CAREY HAPPY TO LEARN FROM HIS ELDERS Wrexham FC boss Brian Carey isn't a man too proud to take advice from his elders and betters, to judge by his Evening Echo column. Prior to the club's recent must-win fixture against Boston United, he revealed, Carey rang none other than Donal O'Grady for a few tips, and he called in to see his old teacher John Allen during a visit he made to Leeside a couple of weeks back.
What made O'Grady and Allen successful during their respective spells as Cork hurling manager, Carey mused? "I've only just begun this area of research and will, I suspect, never really stop digging.
Especially as long as there are others who have so much to offer and as long as I have so much to learn."
BELIEVE IT OR NOT BUT HENDRIX WAS A HURLER
Kudos to the Omagh firm Squareball, who've launched a line of fashionable GAA sportswear that includes hoodies, zip-up jackets and t-shirts, the latter bearing slogans such as "Take your points and the goals will come" and "Hill 16".
(Sideline Cuts is wearing a fetching cloud-blue cotton number inscribed "Hendrix was a hurler", complete with an illustration of the great man with hurley in hand, as he types. ) Great concept. Full details on www. squareball. com.
CANNING FOLLOWS BASKETBALL'S BEST
Curious one at the Adidas hurling launch the other day. You had the usual suspects . . . from Cork, Sean Og and Ben and Jerry; from Kilkenny, JJ and Tommy Walsh;
from Tipp, Eoin Kelly; and from Waterford, Ken. But there was no one from Clare, or Limerick, or Wexford. And the one from Galway? Joe Canning, who, as he made no secret of, hasn't even played senior for the county yet.
What does that say? Well, for one, it says everything about where Clare, Limerick, Wexford and Galway are right now and it also says a lot about how the sportswear giants feel about Canning's potential.

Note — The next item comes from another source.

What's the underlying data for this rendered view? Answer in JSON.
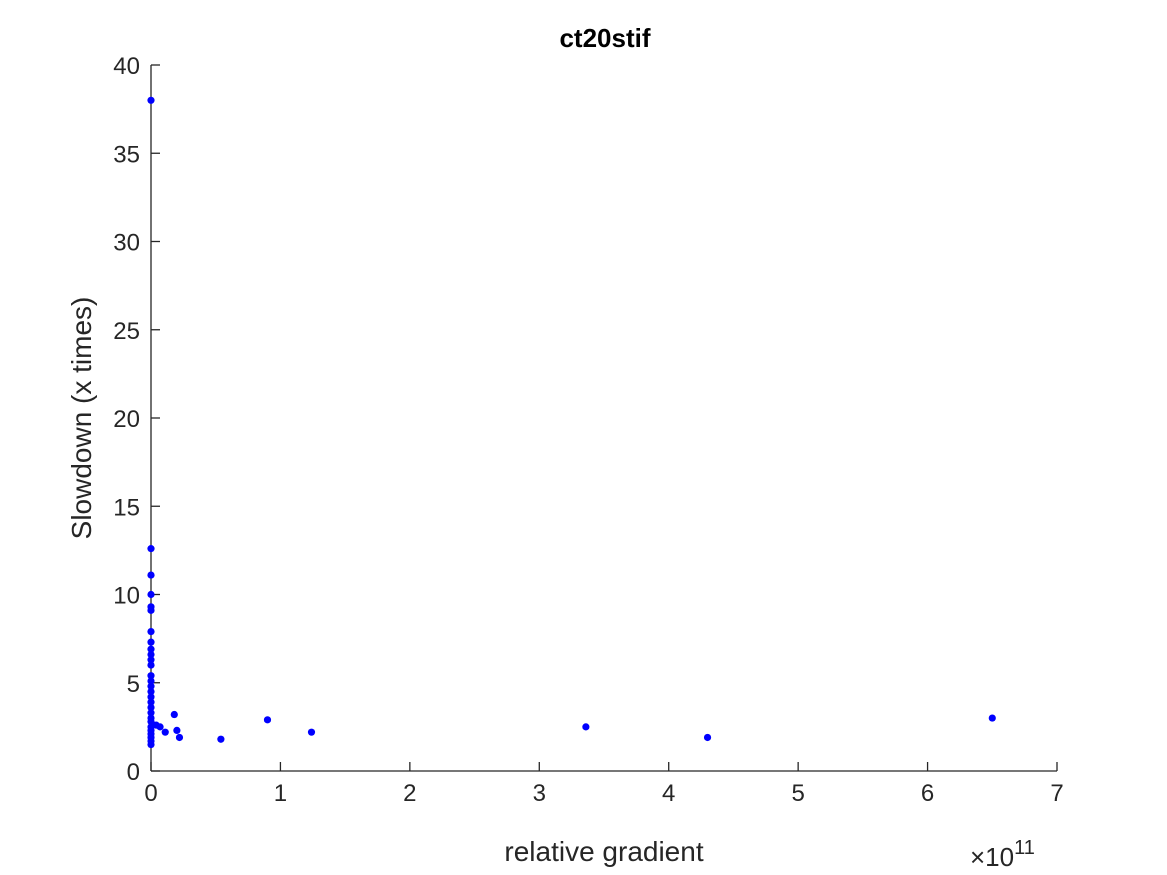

This, afterall, is an organisation that was trumped by Nike, who signed Michael Jordan before he entered the NBA and who were paying LeBron James to wear their gear before he was 16.
The future isn't quick coming along . . . and repaying the foresight of its sponsors. Last Thursday, 22-year-old James scored the Cleveland Cavalier's last 25 points, including a buzzer-beating lay-up, to give them a 109-107 win over the Detroit Pistons and go within one game of qualifying for the NBA finals. Already they're calling his 48-points display one of the greatest in the sport's history. As good as Jordan's best, even.
Now, who, in a few years time, could do something similar in hurling?
Mind you, Jordan, LeBron. No pressure, Joe.